Purpose: : Our aim is to differentiate photoreceptor cells from embryonic stem (ES) cells. We have differentiated mouse ES cells into neural progenitor cells (NPCs) using an in vitro selection method. Following this step we have further differentiated the ES cell-derived NPCs into photoreceptors by over-expressing the transcription factor, Cone-rod homeobox (Crx) using a lentiviral vector.

Methods: : Mouse ES cells were cultured as embryoid bodies for four days followed by an eight day Nestin selection protocol. The Nestin-positive ES-derived NPCs were then cultured for a further 6-10 days in the presence of FGF-2 to expand the population of cells. The full-length mouse Crx gene was cloned into a lentivirus containing an internal ribosomal entry site and green fluorescent protein as a reporter gene. The ES-derived NPCs were transduced with the Crx-containing lentivirus to further differentiate the cells into photoreceptors.

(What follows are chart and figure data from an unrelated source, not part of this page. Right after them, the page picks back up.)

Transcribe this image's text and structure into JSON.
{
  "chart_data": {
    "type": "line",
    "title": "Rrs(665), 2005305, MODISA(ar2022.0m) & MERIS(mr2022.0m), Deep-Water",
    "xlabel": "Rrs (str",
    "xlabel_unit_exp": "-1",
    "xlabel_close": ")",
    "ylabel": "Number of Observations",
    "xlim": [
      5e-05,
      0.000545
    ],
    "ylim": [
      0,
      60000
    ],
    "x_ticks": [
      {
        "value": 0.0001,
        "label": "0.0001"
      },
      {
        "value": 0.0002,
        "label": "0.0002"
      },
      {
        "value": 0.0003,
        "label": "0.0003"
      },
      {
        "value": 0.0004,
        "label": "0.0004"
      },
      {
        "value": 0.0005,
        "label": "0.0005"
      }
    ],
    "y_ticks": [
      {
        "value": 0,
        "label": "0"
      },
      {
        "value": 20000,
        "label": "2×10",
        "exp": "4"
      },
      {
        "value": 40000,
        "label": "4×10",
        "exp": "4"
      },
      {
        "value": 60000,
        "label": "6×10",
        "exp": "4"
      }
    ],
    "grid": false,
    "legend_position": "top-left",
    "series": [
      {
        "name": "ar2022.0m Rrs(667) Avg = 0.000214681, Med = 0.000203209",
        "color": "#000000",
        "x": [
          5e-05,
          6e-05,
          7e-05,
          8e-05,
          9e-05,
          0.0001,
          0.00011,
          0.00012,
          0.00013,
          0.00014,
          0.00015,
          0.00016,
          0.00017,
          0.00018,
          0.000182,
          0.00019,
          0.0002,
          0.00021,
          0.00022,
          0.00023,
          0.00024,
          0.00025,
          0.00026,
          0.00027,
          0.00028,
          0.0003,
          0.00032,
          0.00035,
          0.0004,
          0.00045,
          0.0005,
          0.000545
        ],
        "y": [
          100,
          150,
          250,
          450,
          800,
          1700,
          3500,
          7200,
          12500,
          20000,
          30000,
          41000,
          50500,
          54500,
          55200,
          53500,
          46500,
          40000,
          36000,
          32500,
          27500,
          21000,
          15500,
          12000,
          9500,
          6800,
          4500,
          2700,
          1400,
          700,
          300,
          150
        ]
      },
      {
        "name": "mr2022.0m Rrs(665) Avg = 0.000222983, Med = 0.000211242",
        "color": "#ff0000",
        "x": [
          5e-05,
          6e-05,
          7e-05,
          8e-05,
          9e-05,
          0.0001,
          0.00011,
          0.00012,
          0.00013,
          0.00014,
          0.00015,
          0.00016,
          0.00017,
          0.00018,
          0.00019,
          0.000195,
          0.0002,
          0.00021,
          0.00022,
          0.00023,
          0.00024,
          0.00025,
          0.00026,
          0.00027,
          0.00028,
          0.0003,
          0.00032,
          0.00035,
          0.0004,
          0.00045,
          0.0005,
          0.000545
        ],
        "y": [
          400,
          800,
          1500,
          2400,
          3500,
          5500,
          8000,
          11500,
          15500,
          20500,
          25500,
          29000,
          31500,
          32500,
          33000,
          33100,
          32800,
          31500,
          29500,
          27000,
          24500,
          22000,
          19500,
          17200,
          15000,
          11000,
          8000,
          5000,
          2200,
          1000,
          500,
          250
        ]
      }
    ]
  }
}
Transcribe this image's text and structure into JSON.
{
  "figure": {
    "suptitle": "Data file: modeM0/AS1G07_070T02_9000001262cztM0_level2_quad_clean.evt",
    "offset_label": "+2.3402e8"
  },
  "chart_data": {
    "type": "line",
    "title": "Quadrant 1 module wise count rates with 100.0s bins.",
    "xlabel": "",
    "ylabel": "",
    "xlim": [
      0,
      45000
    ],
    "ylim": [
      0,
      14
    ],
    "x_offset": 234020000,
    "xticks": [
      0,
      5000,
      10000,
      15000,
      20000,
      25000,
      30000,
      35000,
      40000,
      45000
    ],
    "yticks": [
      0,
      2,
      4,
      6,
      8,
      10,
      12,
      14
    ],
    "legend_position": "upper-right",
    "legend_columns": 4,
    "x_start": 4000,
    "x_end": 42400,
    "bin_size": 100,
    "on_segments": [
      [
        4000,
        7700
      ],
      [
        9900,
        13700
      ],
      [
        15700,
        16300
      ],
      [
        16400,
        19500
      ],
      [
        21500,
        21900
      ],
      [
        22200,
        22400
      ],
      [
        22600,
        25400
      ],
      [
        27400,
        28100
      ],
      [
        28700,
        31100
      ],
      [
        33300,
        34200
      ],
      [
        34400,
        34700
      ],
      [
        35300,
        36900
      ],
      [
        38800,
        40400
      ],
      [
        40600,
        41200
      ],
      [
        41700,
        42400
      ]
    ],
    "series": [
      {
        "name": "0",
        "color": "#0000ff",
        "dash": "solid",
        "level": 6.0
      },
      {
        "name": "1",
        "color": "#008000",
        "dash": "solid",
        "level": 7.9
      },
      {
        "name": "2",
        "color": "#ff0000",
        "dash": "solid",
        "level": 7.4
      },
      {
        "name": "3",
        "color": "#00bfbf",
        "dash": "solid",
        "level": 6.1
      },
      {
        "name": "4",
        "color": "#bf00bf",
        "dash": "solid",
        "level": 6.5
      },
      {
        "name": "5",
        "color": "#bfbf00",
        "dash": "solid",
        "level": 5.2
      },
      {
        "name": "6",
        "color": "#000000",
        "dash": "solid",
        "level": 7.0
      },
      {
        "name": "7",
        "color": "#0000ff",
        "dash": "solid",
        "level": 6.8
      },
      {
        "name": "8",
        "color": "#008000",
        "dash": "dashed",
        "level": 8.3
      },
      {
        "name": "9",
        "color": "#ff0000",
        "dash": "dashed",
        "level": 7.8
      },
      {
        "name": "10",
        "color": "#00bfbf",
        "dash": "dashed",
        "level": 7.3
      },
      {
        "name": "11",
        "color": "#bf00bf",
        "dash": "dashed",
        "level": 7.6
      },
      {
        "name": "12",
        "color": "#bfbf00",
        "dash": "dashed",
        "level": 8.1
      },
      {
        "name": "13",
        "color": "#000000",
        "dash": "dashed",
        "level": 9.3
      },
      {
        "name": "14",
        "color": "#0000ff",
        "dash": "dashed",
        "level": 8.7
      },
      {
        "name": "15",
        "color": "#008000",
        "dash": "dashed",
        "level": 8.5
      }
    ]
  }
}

Results: : Mouse ES cells were successfully differentiated into a population of neural progenitor cells using selection media. These cells were characterised by RT-PCR and immunocytochemistry and were shown to express neural progenitor markers including Nestin, Sox2, and Pax6. The ES-NPCs were then further differentiated into putative photoreceptor cells by over-expressing the transrciption factor, Crx.

Conclusions: : We have developed a reliable method to produce neural progenitor cells from mouse ES cells. These cells are expandable in the presence of FGF-2 and can be further manipulated into a neural retinal fate. This study provides us with a population of cells that can be used as a cell replacement therapy in a model of retina degeneration.